Я вижу мужчину, который на самом деле не мужчина. Мальчика, который на самом деле не мальчик. Вижу мужчину, чьи зрелость и мужественность – всего лишь загрубевшая корочка на детской ранке.
Ты сам написал на конверте: «Винд зарубцовывается». (Тогда ты еще был Виндом.) Помню, я подумала, что рана затянулась именно в том месте, где ты из мальчика превратился в мужчину, и это место у тебя – не живое и не мертвое.

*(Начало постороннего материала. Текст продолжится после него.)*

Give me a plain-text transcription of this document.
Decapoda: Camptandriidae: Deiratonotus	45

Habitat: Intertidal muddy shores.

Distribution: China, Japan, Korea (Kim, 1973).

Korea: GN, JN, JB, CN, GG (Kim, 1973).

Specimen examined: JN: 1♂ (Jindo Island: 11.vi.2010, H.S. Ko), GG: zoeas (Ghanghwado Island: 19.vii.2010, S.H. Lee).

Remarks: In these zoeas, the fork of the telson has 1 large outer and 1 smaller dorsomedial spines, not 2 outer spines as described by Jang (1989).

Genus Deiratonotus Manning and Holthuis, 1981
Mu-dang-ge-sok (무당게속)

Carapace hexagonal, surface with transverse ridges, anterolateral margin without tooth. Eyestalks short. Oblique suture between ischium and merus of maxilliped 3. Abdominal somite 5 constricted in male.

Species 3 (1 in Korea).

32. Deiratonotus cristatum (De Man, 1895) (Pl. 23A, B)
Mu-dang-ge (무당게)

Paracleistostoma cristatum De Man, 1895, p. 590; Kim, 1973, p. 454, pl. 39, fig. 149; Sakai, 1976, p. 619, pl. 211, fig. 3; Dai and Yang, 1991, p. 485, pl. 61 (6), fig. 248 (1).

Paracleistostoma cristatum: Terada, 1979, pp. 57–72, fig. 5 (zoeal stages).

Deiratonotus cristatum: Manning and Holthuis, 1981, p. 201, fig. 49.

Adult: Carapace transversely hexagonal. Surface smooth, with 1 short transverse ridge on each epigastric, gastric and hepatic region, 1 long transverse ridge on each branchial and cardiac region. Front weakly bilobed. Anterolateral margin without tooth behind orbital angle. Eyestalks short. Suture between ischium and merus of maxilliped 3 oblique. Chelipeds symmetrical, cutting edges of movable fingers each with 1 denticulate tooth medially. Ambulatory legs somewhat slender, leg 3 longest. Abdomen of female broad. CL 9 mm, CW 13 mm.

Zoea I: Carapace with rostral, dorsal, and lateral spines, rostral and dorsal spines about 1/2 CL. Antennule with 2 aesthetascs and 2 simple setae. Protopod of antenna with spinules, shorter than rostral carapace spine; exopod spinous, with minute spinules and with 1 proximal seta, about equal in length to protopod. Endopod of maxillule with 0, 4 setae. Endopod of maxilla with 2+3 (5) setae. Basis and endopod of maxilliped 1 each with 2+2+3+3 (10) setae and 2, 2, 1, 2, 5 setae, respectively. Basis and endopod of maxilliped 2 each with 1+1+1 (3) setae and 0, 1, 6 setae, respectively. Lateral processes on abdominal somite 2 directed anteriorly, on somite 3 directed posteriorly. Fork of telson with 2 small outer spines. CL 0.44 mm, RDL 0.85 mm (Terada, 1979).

(Он еще не добрался до поворота в лесу, этот твой мотоциклист. Кажется, он едет немного медленнее обычного. Может, новичок. Ну что же, хорошо. Пусть едет медленно, медленно, делая остановки на пути. Огромное тяжелое облако повисло над лесом.)
С каждым письмом я все сильнее ощущала, что в моих силах предпринять что-то, неразрывно связанное с тобой. Не случайно, что именно я была той женщиной, которой ты написал. Ты интуитивно почувствовал, что я могу аккуратно оторвать эту корочку, чтобы на свет появился ребенок, твой светлый близнец. И тогда, возможно, этот ребенок превратился бы в мужчину, в человека, которым ты должен был стать. Кто этот мужчина? Вероятно, этого я уже никогда не узнаю. Могу только догадываться, что в нем сольются взрослый и ребенок, мужчина и женщина, живой и мертвец, и еще много кого и чего – без грубого, искусственного разделения, которое ты создал внутри себя.
Ибо для меня твоя подлинная сущность обнажалась в том месте, где все твои души соприкасаются, сливаются и смешиваются без каких-либо препятствий.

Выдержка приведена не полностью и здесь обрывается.